More recently, teenager Michael Brown was shot and killed by police in Ferguson, a suburb of St. Louis. The incident is under investigation by both the FBI and the St. Louis Police Department. Friends of Brown maintain that the teen was unarmed and he had his hands in the air when he was shot. The Ferguson police maintain that Brown attempted to hit an officer and take his gun from him. There have been protests and even riots, including looting, since the Brown incident, as well as gunshots fired at helicopters flying over Ferguson.
In both incidents, critics of the police departments cited racial motivations for the brutality. Ferguson is a largely African-American town, while the police department is primarily white.
In New York, the police department is being asked by community advocates, based upon a recommendation of Judge Shira Scheindlin, to consider wearing body cameras, as a way to dial down police brutality. At this point, there is no word as to whether the NYPD will consider this proposal. Their police union opposes body cameras, citing the accumulation of other gear that must be carried on a police officer, and expressing concern that overloading the officers would interfere with the ability of the officer to do their job effectively. The union also commented on the huge number of cameras in New York, which obviates the need for body cameras.

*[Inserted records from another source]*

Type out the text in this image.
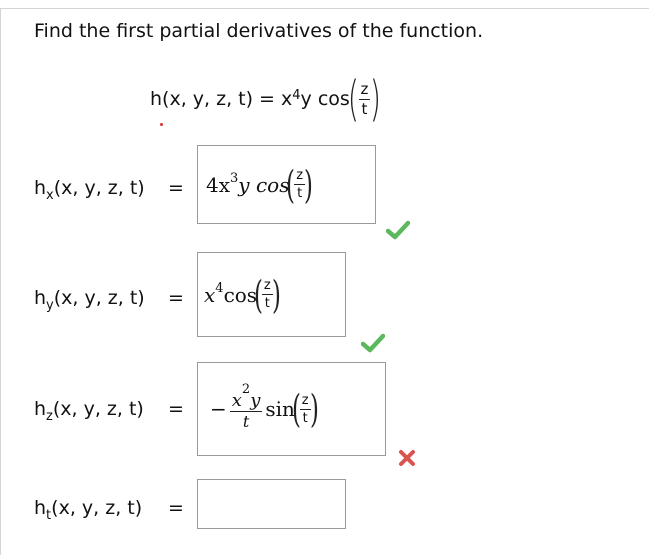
Find the first partial derivatives of the function.
h(x, y, z, $t) = x^4$ y cos
( $\frac{z}{t}$ )
$h_x(x$, y, z, $t) = 4x^3$ y cos
(
$\frac{z}{t}$
)
$h_y(x$, y, z, $t) = x^4$ cos
(
$\frac{z}{t}$
)
$h_z(x$, y, z, t) = − $\frac{x^2y}{t}$ sin
(
$\frac{z}{t}$
)
$h_t(x$, y, z, t) =
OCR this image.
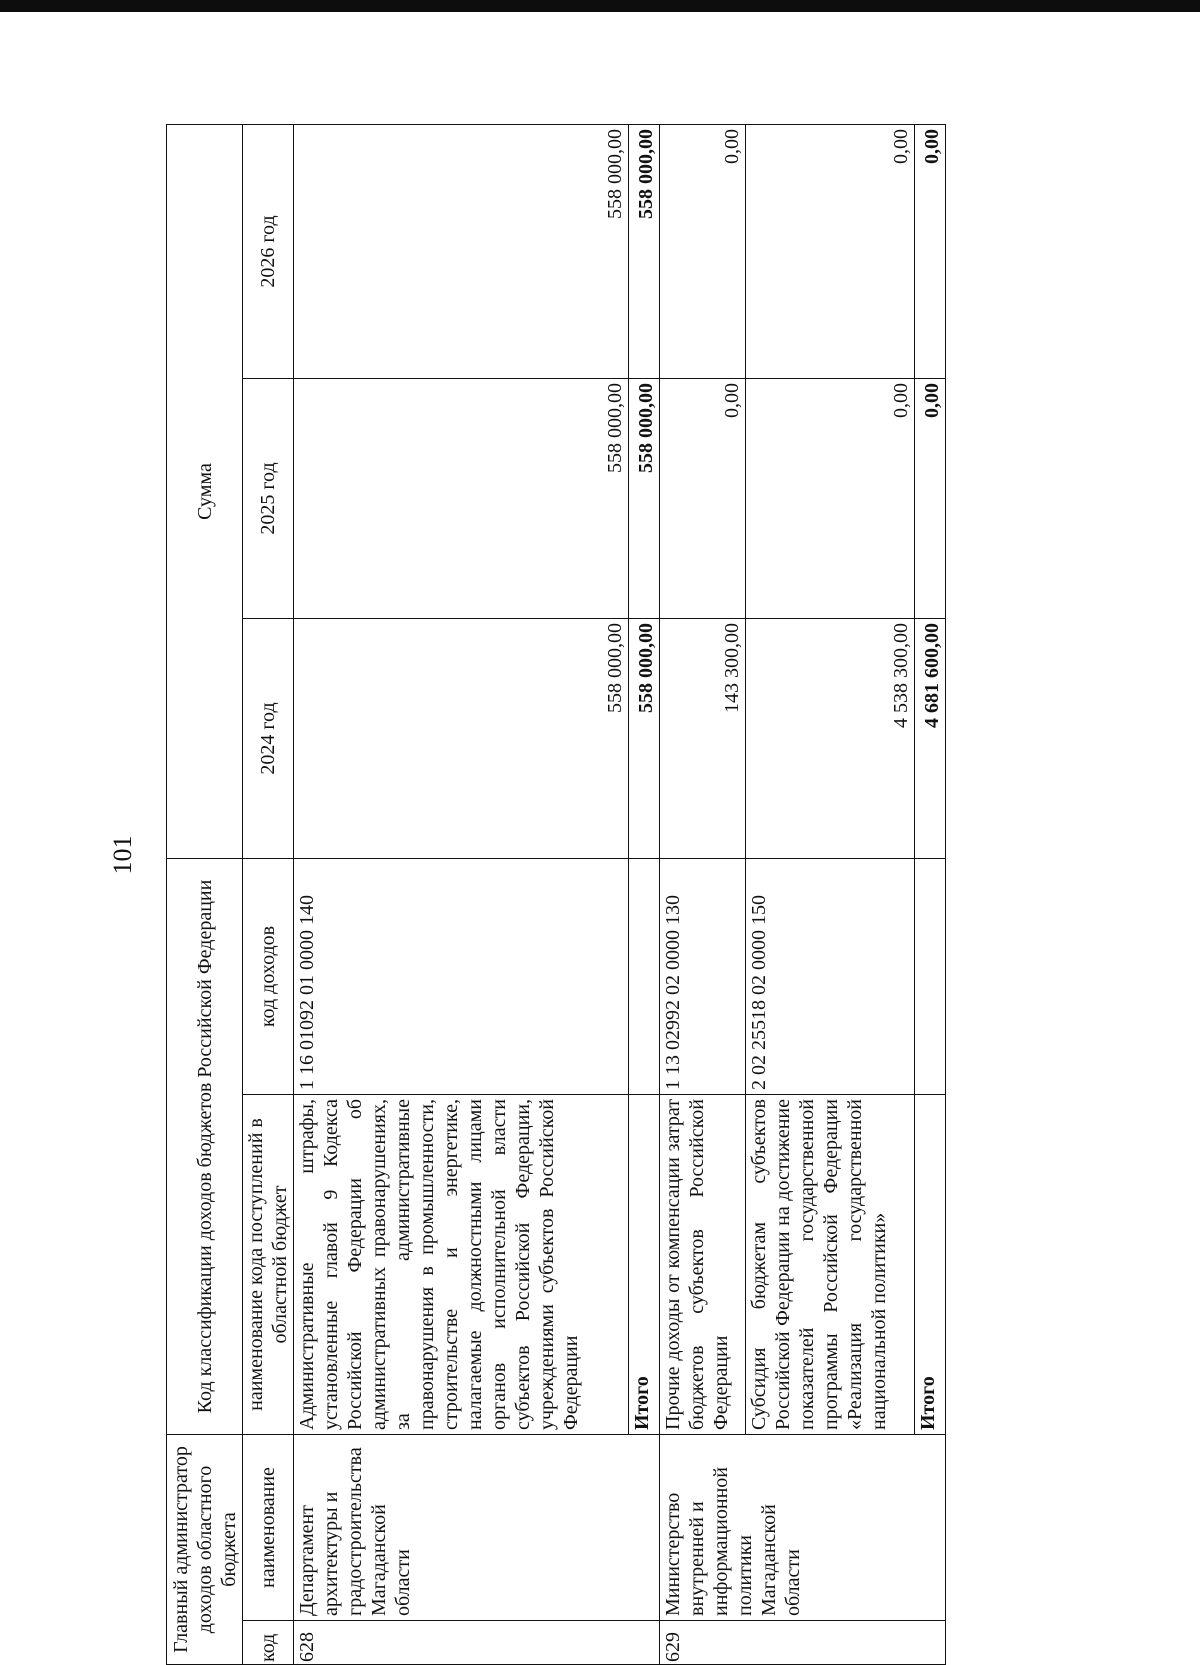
101
Главный администратор доходов областного бюджета		Код классификации доходов бюджетов Российской Федерации		Сумма		
код	наименование	наименование кода поступлений в областной бюджет	код доходов	2024 год	2025 год	2026 год
628	Департамент архитектуры и градостроительства Магаданской области	Административные штрафы, установленные главой 9 Кодекса Российской Федерации об административных правонарушениях, за административные правонарушения в промышленности, строительстве и энергетике, налагаемые должностными лицами органов исполнительной власти субъектов Российской Федерации, учреждениями субъектов Российской Федерации	1 16 01092 01 0000 140	558 000,00	558 000,00	558 000,00
		Итого		558 000,00	558 000,00	558 000,00
629	Министерство внутренней и информационной политики Магаданской области	Прочие доходы от компенсации затрат бюджетов субъектов Российской Федерации	1 13 02992 02 0000 130	143 300,00	0,00	0,00
		Субсидия бюджетам субъектов Российской Федерации на достижение показателей государственной программы Российской Федерации «Реализация государственной национальной политики»	2 02 25518 02 0000 150	4 538 300,00	0,00	0,00
		Итого		4 681 600,00	0,00	0,00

There are other jurisdictions that are utilizing police body cameras, including Oakland, New Orleans, San Diego and Spokane.
There are pilot programs in both Cleveland and Detroit, as well as Dallas, Denver, Los Angeles, Miami, Orlando, San Francisco and Washington.
In Detroit, twenty officers in the 2nd Precinct are now outfitted with Taser Axon Flex and body-mounted cameras. The cameras, manufactured by Taser (the maker of stun guns) have the capacity to be uploaded to a data storage device. The cameras cost between $300 and $500. Implementation of the program is new, as the cameras were just distributed in April of 2014 and there is not funding in place for future purchases.
The Detroit Police Department has been under the oversight of the Department of Justice for previous episodes of police brutality. The cameras are intended to supplant the use of on-body microphones, which are being used erratically by police officers; it is not clear if the poor usage statistics of the on-body microphones are intentional or unintentional on the part of Detroit police.